MiddlewarePipeline - viames/pair GitHub Wiki
Pair framework: MiddlewarePipeline
Pair\Api\MiddlewarePipeline is the execution engine behind Pair API middleware.
It is the class that turns a list of middleware into one deterministic request flow.
Mental model
The pipeline works in FIFO order:
- first middleware added = first executed
- last middleware added = closest to the final action
Internally it builds nested closures from the last middleware back to the first, then runs the resulting callable with the current Request.
Main methods
add(Middleware $middleware): static
Appends one middleware to the stack and returns the pipeline itself.
Example:
$pipeline = new \Pair\Api\MiddlewarePipeline();
// Adds CORS first.
$pipeline->add(new \Pair\Api\CorsMiddleware());
// Adds throttling after CORS.
$pipeline->add(new \Pair\Api\ThrottleMiddleware(60, 60));
run(Request $request, callable $destination): mixed
Builds the middleware chain, executes it, and returns the first explicit value produced by the chain or destination.
This is the main method of the class.
When Observability is enabled, run() records an api.middleware span with the middleware count.
Example:
$pipeline = new \Pair\Api\MiddlewarePipeline();
$pipeline->add(new FirstMiddleware());
$pipeline->add(new SecondMiddleware());
$pipeline->run($request, function () {
// Final action executed only after all middleware pass.
});
Execution order in that example:
FirstMiddleware::handle()SecondMiddleware::handle()- destination callable
How it composes the chain
The current implementation:
- stores middleware in an internal array
- reverses that array when building the pipeline
- wraps the destination callable step by step
That is why the observable order is FIFO even though the internal closure-building loop runs in reverse.
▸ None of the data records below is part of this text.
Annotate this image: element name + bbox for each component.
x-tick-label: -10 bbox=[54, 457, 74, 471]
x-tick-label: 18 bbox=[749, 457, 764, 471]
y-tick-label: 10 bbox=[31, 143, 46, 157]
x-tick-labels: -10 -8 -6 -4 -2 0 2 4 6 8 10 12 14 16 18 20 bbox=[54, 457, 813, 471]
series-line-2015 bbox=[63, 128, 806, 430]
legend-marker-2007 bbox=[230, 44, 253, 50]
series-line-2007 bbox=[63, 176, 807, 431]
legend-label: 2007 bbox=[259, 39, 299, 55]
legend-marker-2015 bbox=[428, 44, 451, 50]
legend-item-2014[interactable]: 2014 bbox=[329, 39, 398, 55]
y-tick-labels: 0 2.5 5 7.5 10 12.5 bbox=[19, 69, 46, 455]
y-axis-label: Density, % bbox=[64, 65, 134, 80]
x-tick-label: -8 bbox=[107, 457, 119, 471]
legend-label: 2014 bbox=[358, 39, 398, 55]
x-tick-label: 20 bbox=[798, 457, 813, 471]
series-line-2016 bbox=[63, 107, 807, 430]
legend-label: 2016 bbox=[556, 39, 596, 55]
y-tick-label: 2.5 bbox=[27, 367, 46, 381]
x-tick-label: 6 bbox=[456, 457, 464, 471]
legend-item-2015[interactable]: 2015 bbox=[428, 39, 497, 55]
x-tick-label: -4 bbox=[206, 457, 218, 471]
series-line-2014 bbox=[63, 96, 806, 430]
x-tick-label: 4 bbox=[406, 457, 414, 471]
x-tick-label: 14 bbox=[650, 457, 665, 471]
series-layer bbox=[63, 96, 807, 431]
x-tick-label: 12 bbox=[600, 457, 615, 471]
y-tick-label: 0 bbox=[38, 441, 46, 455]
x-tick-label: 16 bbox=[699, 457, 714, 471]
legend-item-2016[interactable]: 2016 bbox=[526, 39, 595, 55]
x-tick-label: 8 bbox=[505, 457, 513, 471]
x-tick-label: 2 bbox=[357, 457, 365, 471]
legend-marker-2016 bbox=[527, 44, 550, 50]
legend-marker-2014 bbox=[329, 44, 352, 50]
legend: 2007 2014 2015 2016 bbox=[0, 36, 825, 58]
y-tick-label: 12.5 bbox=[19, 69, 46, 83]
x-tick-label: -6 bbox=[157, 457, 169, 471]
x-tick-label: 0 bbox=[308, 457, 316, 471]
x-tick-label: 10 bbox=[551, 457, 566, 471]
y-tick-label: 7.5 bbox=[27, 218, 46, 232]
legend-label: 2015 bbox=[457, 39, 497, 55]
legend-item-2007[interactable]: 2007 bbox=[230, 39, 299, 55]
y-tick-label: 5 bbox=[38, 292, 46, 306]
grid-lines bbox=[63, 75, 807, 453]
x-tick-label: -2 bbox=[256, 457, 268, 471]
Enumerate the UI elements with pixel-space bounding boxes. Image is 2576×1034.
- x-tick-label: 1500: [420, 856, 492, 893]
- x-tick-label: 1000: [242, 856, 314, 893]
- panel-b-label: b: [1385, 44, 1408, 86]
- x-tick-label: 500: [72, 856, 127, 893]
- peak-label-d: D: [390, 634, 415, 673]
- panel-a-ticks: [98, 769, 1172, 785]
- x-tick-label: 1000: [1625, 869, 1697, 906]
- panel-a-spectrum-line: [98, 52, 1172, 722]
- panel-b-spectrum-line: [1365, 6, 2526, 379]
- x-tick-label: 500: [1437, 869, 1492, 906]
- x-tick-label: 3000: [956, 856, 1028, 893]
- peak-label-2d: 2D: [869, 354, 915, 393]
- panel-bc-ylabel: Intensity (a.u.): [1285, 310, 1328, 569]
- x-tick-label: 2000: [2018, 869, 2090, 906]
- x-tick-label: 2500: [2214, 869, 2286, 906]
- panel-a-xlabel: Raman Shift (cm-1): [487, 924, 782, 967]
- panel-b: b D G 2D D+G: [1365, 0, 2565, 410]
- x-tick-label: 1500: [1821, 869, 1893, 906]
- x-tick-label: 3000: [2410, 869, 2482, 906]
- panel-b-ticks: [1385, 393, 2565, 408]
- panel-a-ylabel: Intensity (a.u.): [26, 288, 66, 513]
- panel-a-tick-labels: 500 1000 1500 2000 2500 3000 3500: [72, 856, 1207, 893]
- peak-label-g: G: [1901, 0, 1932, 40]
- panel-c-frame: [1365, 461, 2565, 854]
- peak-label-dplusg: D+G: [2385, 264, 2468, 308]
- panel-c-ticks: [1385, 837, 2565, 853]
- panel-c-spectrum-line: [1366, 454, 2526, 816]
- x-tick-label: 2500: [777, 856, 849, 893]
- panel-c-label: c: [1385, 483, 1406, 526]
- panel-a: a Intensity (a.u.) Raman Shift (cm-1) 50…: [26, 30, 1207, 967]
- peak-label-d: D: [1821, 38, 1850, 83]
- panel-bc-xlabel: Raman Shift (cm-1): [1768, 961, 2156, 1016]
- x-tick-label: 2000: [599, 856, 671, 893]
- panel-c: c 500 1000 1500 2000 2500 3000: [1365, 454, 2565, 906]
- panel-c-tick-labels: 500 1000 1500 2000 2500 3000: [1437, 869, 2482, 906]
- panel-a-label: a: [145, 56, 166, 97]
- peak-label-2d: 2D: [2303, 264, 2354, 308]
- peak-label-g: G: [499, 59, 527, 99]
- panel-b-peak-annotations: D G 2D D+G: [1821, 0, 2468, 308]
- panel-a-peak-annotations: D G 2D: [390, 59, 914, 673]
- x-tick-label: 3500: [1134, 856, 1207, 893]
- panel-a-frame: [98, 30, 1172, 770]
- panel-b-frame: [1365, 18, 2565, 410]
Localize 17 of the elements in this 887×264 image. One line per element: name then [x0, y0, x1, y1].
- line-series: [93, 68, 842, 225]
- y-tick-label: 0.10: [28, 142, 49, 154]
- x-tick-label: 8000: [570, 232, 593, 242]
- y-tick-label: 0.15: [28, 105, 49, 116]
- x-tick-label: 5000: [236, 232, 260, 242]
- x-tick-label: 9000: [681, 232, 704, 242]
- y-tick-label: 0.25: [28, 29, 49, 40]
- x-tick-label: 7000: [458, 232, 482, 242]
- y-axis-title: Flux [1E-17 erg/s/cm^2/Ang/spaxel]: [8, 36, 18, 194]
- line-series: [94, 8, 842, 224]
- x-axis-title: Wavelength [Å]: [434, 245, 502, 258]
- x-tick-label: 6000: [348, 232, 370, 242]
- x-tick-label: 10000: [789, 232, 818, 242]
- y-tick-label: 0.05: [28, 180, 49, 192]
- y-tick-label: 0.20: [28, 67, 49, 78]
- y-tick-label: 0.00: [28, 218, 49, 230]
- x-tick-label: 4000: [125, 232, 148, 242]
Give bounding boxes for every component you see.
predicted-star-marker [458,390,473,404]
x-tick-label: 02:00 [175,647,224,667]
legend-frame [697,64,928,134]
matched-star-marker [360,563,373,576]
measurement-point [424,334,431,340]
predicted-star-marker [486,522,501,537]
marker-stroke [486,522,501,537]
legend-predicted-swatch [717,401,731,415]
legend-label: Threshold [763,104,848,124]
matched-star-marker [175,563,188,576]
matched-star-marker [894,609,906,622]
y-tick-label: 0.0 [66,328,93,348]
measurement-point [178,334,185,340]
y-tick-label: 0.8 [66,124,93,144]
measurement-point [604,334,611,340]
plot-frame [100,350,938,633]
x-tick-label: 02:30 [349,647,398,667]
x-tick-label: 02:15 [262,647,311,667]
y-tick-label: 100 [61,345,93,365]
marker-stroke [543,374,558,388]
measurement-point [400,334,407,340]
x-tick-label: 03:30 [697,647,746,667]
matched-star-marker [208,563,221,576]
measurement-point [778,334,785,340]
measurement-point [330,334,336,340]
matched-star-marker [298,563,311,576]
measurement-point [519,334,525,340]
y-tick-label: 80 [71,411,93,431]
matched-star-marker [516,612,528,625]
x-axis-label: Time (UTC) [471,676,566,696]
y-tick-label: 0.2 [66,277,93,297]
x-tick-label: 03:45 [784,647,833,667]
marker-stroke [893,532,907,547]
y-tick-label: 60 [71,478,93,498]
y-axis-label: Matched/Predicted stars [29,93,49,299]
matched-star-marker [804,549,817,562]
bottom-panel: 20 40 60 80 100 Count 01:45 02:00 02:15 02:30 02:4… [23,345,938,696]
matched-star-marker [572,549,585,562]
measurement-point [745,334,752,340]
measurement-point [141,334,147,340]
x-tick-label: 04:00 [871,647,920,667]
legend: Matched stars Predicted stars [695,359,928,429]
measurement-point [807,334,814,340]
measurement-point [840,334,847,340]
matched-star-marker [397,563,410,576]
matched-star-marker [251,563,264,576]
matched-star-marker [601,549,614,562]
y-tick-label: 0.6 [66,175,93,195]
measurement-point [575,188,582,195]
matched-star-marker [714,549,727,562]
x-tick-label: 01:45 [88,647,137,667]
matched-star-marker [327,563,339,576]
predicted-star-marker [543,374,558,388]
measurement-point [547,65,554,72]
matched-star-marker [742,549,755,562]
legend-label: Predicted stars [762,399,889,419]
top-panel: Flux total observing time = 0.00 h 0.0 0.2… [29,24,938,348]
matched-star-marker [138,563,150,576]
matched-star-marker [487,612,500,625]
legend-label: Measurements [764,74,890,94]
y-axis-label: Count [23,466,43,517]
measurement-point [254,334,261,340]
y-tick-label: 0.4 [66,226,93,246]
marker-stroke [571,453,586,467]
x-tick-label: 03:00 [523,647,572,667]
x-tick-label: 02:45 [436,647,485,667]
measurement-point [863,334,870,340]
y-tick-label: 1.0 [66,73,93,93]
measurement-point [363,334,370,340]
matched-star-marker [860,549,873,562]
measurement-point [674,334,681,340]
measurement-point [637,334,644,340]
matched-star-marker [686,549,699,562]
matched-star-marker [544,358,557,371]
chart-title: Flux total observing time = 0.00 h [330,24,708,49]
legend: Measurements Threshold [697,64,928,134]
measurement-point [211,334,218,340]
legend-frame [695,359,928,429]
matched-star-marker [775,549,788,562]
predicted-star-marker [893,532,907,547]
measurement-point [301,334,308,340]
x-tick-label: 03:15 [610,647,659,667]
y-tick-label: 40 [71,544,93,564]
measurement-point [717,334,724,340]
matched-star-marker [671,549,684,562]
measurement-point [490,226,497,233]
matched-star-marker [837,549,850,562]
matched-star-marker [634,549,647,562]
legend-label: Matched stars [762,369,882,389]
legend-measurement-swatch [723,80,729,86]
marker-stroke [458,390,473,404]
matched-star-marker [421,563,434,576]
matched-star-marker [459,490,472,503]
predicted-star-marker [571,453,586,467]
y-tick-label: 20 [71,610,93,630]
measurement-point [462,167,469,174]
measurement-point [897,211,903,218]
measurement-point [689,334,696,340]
Practical example with inline middleware
use Pair\Api\ApiResponse;
use Pair\Api\Middleware;
use Pair\Api\MiddlewarePipeline;
use Pair\Api\Request;
$pipeline = new MiddlewarePipeline();
$pipeline->add(new class implements Middleware {
public function handle(Request $request, callable $next): mixed
{
// Require JSON before continuing.
if (!$request->isJson()) {
return ApiResponse::errorResponse('UNSUPPORTED_MEDIA_TYPE');
}
return $next($request);
}
});
$pipeline->run($request, function () {
// Final destination.
ApiResponse::respond(['ok' => true]);
});
Typical ApiController usage
In normal Pair projects you usually do not instantiate MiddlewarePipeline manually.
Instead, ApiController owns one internally and exposes:
$this->middleware(...)$this->runMiddleware(...)
Example:
protected function _init(): void
{
parent::_init();
// Adds CORS to this controller pipeline.
$this->middleware(new \Pair\Api\CorsMiddleware());
// Adds a stricter throttle after the default one.
$this->middleware(new \Pair\Api\ThrottleMiddleware(120, 60));
}
public function meAction(): void
{
$this->runMiddleware(function () {
// Runs only after the middleware stack passes.
\Pair\Api\ApiResponse::respond(['ok' => true]);
});
}
Secondary detail worth knowing
MiddlewarePipeline has one important non-public helper:
buildPipeline(callable $destination): callableCreates the nested closure chain used byrun().
You normally do not call it directly, but it explains the FIFO behavior.
Common pitfalls
- Middleware that never calls
$next($request)when it should allow the request. - Middleware that calls
$next()more than once. - Side effects executed after the destination already returned a response.
- Assuming the pipeline reorders middleware automatically. It does not; order is exactly the order you registered.